On Father’s Day, thank the man responsible for the first known water-supply system

father of engineering, water pumps
Ismail Al-Jazari’s Elephant Clock, which was powered by water.

As we celebrate Father’s Day this weekend, we thought it a fitting time to celebrate a 13th-century inventor who’s been called the “father of modern day engineering”: Ismail al-Jazari.

Al-Jazari, born in 1136, was the chief engineer at Turkey’s Artuklu Palace. Some of his greatest contributions to history revolved — literally — around water: He invented five types of pumps, and also built H2O-powered clocks.

One of his inventions, a chain-pump, made use of the first-known crankshaft. He also created water wheels and watermills that used cams (a device your car’s engine probably uses as well)  to operate automata — intricate machines that are considered among the first robots. One of the most famous of these is called the Elephant Clock, which stood 22 feet tall. Inside the clock is a bucket of water; inside the bucket is a bowl with a hole in the center. When the bowl fills up it sinks, triggering another mechanism that makes a snake tip forward. That pulls the bowl back up, and also triggers the figure of a man to hit a drum. The drumbeats mark every hour and half-hour. 

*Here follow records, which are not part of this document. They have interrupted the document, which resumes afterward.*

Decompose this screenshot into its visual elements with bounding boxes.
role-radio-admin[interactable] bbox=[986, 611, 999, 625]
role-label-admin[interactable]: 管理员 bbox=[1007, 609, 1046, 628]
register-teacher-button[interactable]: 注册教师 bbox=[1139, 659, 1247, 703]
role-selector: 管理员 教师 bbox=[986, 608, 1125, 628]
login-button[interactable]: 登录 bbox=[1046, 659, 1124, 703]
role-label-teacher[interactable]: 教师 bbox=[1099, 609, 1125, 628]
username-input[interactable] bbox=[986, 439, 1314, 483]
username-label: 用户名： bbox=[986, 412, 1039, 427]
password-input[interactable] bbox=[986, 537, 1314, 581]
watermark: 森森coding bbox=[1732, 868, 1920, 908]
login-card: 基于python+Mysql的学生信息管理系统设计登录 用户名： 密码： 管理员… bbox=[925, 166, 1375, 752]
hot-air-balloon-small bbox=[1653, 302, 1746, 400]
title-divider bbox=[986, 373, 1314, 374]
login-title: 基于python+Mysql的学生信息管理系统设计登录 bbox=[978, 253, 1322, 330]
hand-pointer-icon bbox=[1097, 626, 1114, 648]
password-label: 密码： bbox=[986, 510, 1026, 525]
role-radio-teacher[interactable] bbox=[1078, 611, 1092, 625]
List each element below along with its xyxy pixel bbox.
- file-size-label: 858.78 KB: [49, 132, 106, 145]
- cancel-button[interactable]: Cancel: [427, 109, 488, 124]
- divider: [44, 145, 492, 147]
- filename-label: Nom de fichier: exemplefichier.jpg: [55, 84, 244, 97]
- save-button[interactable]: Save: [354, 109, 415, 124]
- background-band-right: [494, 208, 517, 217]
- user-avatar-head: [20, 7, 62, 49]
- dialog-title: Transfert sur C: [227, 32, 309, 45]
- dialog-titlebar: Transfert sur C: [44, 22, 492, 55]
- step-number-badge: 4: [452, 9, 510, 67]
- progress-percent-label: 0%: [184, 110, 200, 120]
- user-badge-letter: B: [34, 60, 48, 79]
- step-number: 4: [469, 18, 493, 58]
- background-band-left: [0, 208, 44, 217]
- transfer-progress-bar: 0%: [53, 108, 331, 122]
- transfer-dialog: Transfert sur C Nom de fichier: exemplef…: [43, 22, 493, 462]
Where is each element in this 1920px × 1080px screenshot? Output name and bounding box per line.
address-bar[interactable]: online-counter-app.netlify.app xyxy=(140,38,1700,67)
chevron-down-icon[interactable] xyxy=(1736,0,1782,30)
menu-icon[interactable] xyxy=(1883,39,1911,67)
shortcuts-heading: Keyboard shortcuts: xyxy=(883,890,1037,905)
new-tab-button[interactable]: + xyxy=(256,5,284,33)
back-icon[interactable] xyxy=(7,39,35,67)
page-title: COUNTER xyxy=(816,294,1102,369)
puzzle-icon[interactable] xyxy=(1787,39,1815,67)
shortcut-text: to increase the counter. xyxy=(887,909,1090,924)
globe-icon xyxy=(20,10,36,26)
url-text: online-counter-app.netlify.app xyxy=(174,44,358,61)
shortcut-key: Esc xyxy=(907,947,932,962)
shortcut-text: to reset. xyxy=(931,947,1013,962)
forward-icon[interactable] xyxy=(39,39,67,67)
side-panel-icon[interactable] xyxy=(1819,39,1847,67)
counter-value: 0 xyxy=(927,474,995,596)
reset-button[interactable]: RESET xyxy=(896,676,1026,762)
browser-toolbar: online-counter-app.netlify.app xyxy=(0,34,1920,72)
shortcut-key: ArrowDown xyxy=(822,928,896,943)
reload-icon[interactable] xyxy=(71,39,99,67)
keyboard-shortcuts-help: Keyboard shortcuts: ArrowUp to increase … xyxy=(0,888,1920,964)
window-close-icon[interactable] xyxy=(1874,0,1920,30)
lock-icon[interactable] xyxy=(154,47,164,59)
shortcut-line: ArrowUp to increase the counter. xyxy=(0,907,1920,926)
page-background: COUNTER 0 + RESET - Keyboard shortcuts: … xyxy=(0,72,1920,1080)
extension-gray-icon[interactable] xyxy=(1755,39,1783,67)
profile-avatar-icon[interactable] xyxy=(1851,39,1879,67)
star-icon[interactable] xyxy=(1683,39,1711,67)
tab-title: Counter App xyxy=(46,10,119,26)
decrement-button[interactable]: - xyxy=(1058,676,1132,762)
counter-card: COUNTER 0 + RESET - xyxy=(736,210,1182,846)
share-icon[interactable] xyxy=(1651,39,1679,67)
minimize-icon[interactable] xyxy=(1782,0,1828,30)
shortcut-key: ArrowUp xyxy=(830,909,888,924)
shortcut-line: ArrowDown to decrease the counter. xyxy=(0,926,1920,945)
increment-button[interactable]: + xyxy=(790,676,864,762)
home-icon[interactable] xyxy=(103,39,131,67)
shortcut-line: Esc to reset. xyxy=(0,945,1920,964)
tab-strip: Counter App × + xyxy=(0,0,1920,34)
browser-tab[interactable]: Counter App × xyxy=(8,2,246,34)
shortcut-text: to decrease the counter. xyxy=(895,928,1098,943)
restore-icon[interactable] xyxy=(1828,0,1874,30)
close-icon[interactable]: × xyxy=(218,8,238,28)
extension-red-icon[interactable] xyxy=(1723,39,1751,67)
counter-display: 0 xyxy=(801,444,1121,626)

A recreation of his Elephant Clock can be seen at the Ibn Battuta shopping mall in Dubai. Another of his water clocks, called The Castle Clock, has been called the earliest programmable analog computer. (To read more about al-Jazari’s clocks and inventions, check out this story on Atlas Obscura).

The engineer also created a pump that ran on hydropower — a design that’s been in use ever since. Another invention, a double-action suction pump, was also driven by hydropower (a water wheel) and was used for irrigation. It was the first known use of a pump that relied on suction. The engineer then went on to develop the earliest water supply system that used gears and ran on hydropower, which supplied water to mosques and hospitals.

Pumps based on al-Jazari’s 13th-Century ideas still deliver our water in the 21st Century. So on this Father’s Day, we’d like to raise a glass of water to the man whose inventions made it possible to fill that glass up straight from the kitchen sink. And on behalf of all of us at LCA, we’d like to wish the dads out there a very happy Father’s Day.